We conducted immunological analyses in a cohort of health care workers (n = 486) recently vaccinated by three types of inactivated COVID-19 vaccines under homologous or heterologous prime-boost schedules. Antibody response against ancestral SARS-CoV-2 (Wuhan-Hu-1) was assessed by total antibody measurements, surrogate virus neutralization tests, and pseudovirus neutralization assays (PNA). Furthermore, serum neutralization activity against SARS-CoV-2 variants of concern was also measured by PNA.
We observed strongest serum neutralization activity against the widely circulating SARS-CoV-2 variant B.1.617.2 among recipients of heterologous BBIBP-CorV/CoronaVac and WIBP-CorV/CoronaVac. In contrast, recipients of CoronaVac/BBIBP-CorV and CoronaVac/WIBP-CorV showed significantly lower B.1.617.2 neutralization titers than recipients of reverse schedules. Laboratory tests revealed that neutralizing activity against common variants but not the ancestral SARS-CoV-2 was associated with the inoculation order of heterologous prime-boost vaccines. Multivariable regression analyses confirmed this association after adjusting for known confounders.
Our data provide clinical evidence of inoculation order-dependent expansion of neutralizing breadth against SARS-CoV-2 in recipients of heterologous prime-boost vaccination and call for further studies into its underlying mechanism.
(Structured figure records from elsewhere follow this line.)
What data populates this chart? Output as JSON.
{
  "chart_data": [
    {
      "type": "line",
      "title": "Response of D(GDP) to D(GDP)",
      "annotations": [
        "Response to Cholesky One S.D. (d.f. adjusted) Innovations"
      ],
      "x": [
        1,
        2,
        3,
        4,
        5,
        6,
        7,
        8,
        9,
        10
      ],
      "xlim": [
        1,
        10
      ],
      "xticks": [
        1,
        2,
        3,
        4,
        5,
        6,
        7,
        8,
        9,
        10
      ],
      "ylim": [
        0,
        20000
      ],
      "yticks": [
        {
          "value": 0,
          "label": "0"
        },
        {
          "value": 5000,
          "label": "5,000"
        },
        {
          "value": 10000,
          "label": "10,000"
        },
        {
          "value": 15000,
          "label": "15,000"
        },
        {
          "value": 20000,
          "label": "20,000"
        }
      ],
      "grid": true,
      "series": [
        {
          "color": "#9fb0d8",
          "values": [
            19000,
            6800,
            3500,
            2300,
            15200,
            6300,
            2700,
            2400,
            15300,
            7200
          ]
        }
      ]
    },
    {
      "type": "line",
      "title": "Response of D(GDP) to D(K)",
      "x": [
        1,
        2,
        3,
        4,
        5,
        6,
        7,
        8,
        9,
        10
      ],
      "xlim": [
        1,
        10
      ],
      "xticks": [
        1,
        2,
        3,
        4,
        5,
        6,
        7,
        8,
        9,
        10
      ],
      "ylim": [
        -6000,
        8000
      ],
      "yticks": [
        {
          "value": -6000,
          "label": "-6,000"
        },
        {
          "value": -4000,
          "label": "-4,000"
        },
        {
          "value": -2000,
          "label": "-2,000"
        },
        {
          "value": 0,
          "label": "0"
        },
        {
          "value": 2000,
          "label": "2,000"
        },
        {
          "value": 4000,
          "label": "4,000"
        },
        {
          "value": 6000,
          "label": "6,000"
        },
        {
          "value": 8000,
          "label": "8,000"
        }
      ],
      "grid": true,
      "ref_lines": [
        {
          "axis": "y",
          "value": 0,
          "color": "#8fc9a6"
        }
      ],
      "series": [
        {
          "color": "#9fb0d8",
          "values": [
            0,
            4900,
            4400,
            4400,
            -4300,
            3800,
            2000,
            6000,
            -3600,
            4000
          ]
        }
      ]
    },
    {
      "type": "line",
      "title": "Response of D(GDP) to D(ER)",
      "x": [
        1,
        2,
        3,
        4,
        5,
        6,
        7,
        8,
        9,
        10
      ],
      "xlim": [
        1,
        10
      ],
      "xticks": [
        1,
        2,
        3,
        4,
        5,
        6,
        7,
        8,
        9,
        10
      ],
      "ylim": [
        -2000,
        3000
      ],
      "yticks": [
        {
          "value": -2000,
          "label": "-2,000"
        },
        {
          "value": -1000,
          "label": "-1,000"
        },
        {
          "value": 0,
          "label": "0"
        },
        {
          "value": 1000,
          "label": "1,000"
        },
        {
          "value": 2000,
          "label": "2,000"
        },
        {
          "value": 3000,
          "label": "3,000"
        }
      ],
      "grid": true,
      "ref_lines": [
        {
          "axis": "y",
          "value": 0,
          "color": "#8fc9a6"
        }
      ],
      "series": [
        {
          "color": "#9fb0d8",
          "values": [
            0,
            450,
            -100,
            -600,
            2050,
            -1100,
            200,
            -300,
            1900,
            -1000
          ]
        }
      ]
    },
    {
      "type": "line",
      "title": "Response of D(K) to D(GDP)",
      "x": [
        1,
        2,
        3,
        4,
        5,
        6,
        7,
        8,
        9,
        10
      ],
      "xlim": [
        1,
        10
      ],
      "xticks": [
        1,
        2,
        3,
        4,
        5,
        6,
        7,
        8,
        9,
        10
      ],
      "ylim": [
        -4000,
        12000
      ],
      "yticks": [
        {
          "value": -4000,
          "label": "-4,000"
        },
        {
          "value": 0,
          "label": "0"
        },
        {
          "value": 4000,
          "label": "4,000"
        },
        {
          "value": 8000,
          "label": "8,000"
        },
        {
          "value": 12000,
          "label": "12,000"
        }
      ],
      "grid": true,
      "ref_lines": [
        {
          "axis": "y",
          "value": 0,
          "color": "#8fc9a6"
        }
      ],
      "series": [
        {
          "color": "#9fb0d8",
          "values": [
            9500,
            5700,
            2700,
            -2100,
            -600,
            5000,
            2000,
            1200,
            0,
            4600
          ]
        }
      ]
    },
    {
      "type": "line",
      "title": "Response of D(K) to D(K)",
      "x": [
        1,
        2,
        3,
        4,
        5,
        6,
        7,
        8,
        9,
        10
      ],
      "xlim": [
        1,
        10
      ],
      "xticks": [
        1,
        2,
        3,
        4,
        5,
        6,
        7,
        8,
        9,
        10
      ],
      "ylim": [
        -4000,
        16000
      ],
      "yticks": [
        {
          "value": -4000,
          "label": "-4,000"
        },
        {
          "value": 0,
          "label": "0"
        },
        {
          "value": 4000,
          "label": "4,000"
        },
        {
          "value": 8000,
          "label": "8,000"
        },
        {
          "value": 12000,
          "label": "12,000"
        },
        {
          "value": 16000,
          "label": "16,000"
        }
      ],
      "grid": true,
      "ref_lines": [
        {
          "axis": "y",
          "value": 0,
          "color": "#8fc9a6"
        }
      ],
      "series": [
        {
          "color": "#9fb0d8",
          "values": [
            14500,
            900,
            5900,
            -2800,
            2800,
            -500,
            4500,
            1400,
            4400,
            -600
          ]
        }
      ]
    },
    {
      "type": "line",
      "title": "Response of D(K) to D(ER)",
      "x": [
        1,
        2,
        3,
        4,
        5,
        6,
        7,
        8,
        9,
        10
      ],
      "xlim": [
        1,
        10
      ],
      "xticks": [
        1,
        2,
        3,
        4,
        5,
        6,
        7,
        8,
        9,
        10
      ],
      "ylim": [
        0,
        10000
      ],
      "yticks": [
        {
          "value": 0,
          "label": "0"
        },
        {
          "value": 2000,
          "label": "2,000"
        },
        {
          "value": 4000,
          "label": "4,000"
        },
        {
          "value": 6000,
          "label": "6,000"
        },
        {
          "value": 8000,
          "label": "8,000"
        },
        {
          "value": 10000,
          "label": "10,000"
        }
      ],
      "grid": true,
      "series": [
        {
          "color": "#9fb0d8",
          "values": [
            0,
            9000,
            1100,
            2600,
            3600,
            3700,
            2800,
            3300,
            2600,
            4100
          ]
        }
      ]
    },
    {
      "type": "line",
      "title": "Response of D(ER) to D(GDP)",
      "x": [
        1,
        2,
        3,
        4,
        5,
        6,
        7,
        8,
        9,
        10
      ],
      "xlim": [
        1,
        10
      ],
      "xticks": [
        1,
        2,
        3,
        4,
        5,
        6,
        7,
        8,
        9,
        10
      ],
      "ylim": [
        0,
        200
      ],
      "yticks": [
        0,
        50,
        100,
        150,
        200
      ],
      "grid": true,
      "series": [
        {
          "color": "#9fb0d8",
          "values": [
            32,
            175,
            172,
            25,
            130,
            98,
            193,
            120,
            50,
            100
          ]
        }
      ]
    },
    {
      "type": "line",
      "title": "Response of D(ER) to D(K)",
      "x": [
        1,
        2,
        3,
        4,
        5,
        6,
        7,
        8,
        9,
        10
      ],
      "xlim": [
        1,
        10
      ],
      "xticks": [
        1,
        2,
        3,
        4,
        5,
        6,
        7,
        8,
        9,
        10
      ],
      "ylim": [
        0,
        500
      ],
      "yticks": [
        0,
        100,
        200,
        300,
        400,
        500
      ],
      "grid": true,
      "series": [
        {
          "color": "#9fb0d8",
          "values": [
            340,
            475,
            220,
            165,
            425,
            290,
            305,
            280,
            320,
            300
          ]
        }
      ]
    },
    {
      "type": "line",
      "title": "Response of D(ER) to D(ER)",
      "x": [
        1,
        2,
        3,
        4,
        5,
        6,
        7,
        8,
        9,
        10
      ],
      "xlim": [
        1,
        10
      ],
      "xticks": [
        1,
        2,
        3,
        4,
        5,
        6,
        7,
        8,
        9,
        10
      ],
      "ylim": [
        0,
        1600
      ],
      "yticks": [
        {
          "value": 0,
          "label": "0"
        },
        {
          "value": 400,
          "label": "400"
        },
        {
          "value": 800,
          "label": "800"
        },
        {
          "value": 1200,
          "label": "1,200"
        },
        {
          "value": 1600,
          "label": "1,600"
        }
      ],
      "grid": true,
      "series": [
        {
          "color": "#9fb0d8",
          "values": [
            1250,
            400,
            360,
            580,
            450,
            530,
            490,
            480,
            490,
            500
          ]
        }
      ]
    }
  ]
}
National Key R&D Program of China, National Development and Re-form Commission of China, National Natural Science Foundation of China, Shenzhen Science and Technology Innovation Commission, and US Department of Veterans Affairs.
新出现的证据表明,异源加强 COVID-19 疫苗接种是一种优于同源方案的策略。动物实验和临床观察表明,异源接种后对流感变异体的抗体反应增强;然而,COVID-19 疫苗在加强方案中的接种顺序是否会影响对 SARS-CoV-2 变异体的抗体反应尚不清楚。
我们对最近通过同源或异源加强方案接种三种类型的灭活 COVID-19 疫苗的一组医护人员(n=486)进行了免疫分析。通过总抗体测量、替代病毒中和试验和假病毒中和试验(PNA)评估对原始 SARS-CoV-2(武汉-Hu-1)的抗体反应。此外,还通过 PNA 测量对 SARS-CoV-2 关注的变异体的血清中和活性。
我们观察到在接受异源 BBIBP-CorV/CoronaVac 和 WIBP-CorV/CoronaVac 的受种者中,对广泛传播的 SARS-CoV-2 变异体 B.1.617.2 表现出最强的血清中和活性。相比之下,接受 CoronaVac/BBIBP-CorV 和 CoronaVac/WIBP-CorV 的受种者对 B.1.617.2 的中和滴度明显低于接受反转方案的受种者。实验室检测表明,针对常见变异体的中和活性而不是针对原始 SARS-CoV-2 的中和活性与异源加强疫苗接种的接种顺序有关。在调整已知混杂因素后,多变量回归分析证实了这种关联。
我们的数据为异源加强疫苗接种受种者中针对 SARS-CoV-2 的中和广度依赖于接种顺序的扩展提供了临床证据,并呼吁进一步研究其潜在机制。
国家重点研发计划、国家发展和改革委员会、国家自然科学基金委员会、深圳市科技创新委员会和美国退伍军人事务部。